Legislator Al Hadi berkata, jika saat ini aktivitas perekonomian semakin tinggi termasuk di kota Muara Teweh. Kondisi itu, memicu pertambahan volume sampah atau sisa buangan dari suatu produk atau barang yang sudah tidak digunakan lagi.

“Seperti kita ketahui, sampah saat ini semakin banyak, karena penduduk kita pada saat ini semakin hari juga semakin bertambah. Untuk itu, dinas terkait mesti melakukan pengelolaan sampah tersebut dengan baik agar tidak sampai menjadi masalah di kemudian hari,” kata legislator Al Hadi, Senin (24/3/2025).

Dia juga meminta, mestinya penanganan masalah sampah tidak saja di wilayah perkotaan saja. Tapi juga harus sampai ke daerah-daerah pedesaan yang padat penduduk dan sebagainya.

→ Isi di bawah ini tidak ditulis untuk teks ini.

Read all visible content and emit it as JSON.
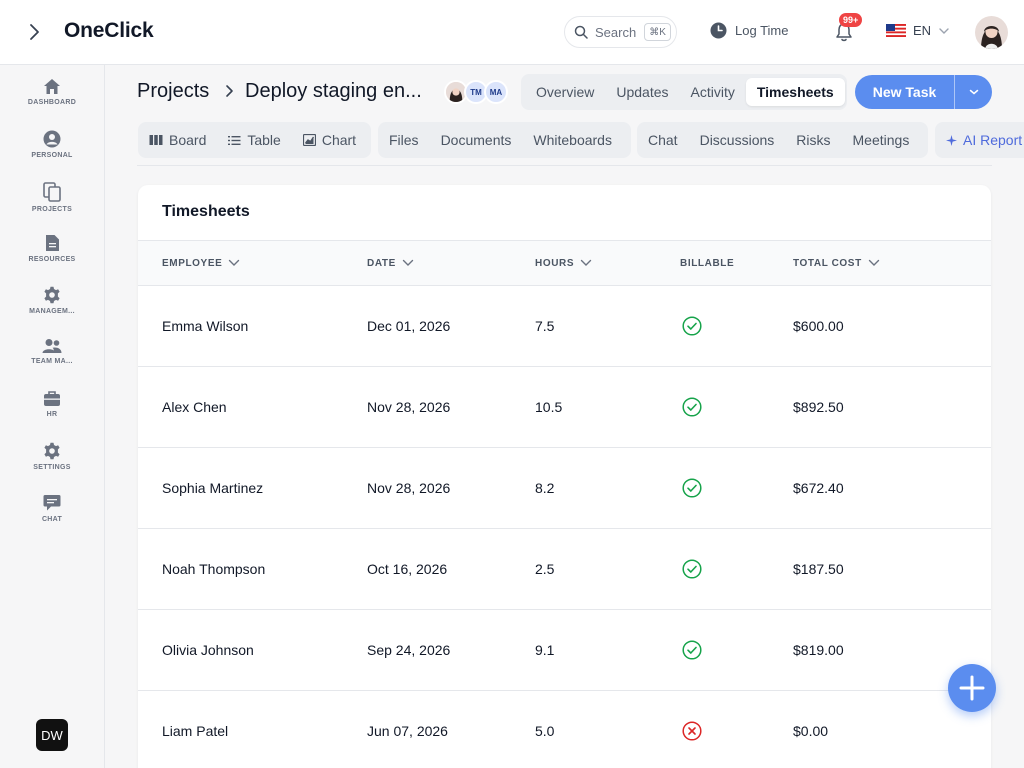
{
  "app": {
    "brand": "OneClick"
  },
  "topbar": {
    "search_label": "Search",
    "search_shortcut": "⌘K",
    "log_time_label": "Log Time",
    "notifications_badge": "99+",
    "language": "EN"
  },
  "sidebar": {
    "items": [
      {
        "label": "DASHBOARD",
        "icon": "home-icon"
      },
      {
        "label": "PERSONAL",
        "icon": "user-circle-icon"
      },
      {
        "label": "PROJECTS",
        "icon": "copy-icon"
      },
      {
        "label": "RESOURCES",
        "icon": "file-icon"
      },
      {
        "label": "MANAGEM...",
        "icon": "gear-icon"
      },
      {
        "label": "TEAM MA...",
        "icon": "team-icon"
      },
      {
        "label": "HR",
        "icon": "briefcase-icon"
      },
      {
        "label": "SETTINGS",
        "icon": "gear-icon"
      },
      {
        "label": "CHAT",
        "icon": "chat-icon"
      }
    ],
    "user_initials": "DW"
  },
  "header": {
    "breadcrumb_root": "Projects",
    "breadcrumb_current": "Deploy staging en...",
    "members": [
      "TM",
      "MA"
    ],
    "view_tabs": [
      {
        "label": "Overview",
        "active": false
      },
      {
        "label": "Updates",
        "active": false
      },
      {
        "label": "Activity",
        "active": false
      },
      {
        "label": "Timesheets",
        "active": true
      }
    ],
    "new_task_label": "New Task"
  },
  "toolbar": {
    "views": [
      "Board",
      "Table",
      "Chart"
    ],
    "docs": [
      "Files",
      "Documents",
      "Whiteboards"
    ],
    "collab": [
      "Chat",
      "Discussions",
      "Risks",
      "Meetings"
    ],
    "ai_label": "AI Report"
  },
  "timesheets": {
    "title": "Timesheets",
    "columns": [
      "EMPLOYEE",
      "DATE",
      "HOURS",
      "BILLABLE",
      "TOTAL COST"
    ],
    "rows": [
      {
        "employee": "Emma Wilson",
        "date": "Dec 01, 2026",
        "hours": "7.5",
        "billable": true,
        "total_cost": "$600.00"
      },
      {
        "employee": "Alex Chen",
        "date": "Nov 28, 2026",
        "hours": "10.5",
        "billable": true,
        "total_cost": "$892.50"
      },
      {
        "employee": "Sophia Martinez",
        "date": "Nov 28, 2026",
        "hours": "8.2",
        "billable": true,
        "total_cost": "$672.40"
      },
      {
        "employee": "Noah Thompson",
        "date": "Oct 16, 2026",
        "hours": "2.5",
        "billable": true,
        "total_cost": "$187.50"
      },
      {
        "employee": "Olivia Johnson",
        "date": "Sep 24, 2026",
        "hours": "9.1",
        "billable": true,
        "total_cost": "$819.00"
      },
      {
        "employee": "Liam Patel",
        "date": "Jun 07, 2026",
        "hours": "5.0",
        "billable": false,
        "total_cost": "$0.00"
      }
    ]
  },
  "colors": {
    "accent": "#5b8def",
    "billable_yes": "#16a34a",
    "billable_no": "#dc2626"
  }
}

“Di beberapa desa terkadang ada tumpukan sampah yang mengganggu, baik itu dari segi keindahan maupun kesehatan. Karena banyaknya sampah yang tidak dipisahkan sesuai aturan persampahan, sehingga membuatnya membusuk dan menimbulkan bau yang tidak sedap,” ujar Al Hadi.

Rekomendasi Berita  Pandangan Umum Pidato Pengantar Bupati Barut, Fraksi PDI Perjuangan: Titik Beratkan Belanja Urgensi Kebutuhan Bukan Keinginan

Legislator asal Partai Kebangkita Bangsa (PKB) Barut ini bilang, jika sampah-sampah yang dibuang sembarangan dan tidak tertangani dengan baik juga terkadang menimbulkan masalah saat turun hujan. Hingga kemudian, sampah-sampah itu menutupi gorong-gorong atau drainase. Imbasnya, ini bisa menimbulkan berbagai penyakit yang dapat menyerang masyarakat

“Saya berharap, semoga ini menjadi perhatian yang serius bagi pemerintah daerah melalui dinas terkait untuk segera atau secepat mungkin mengatasi permasalah sampah di Kabupaten Barito Utara ini,” harap legislator Barut Al Hadi.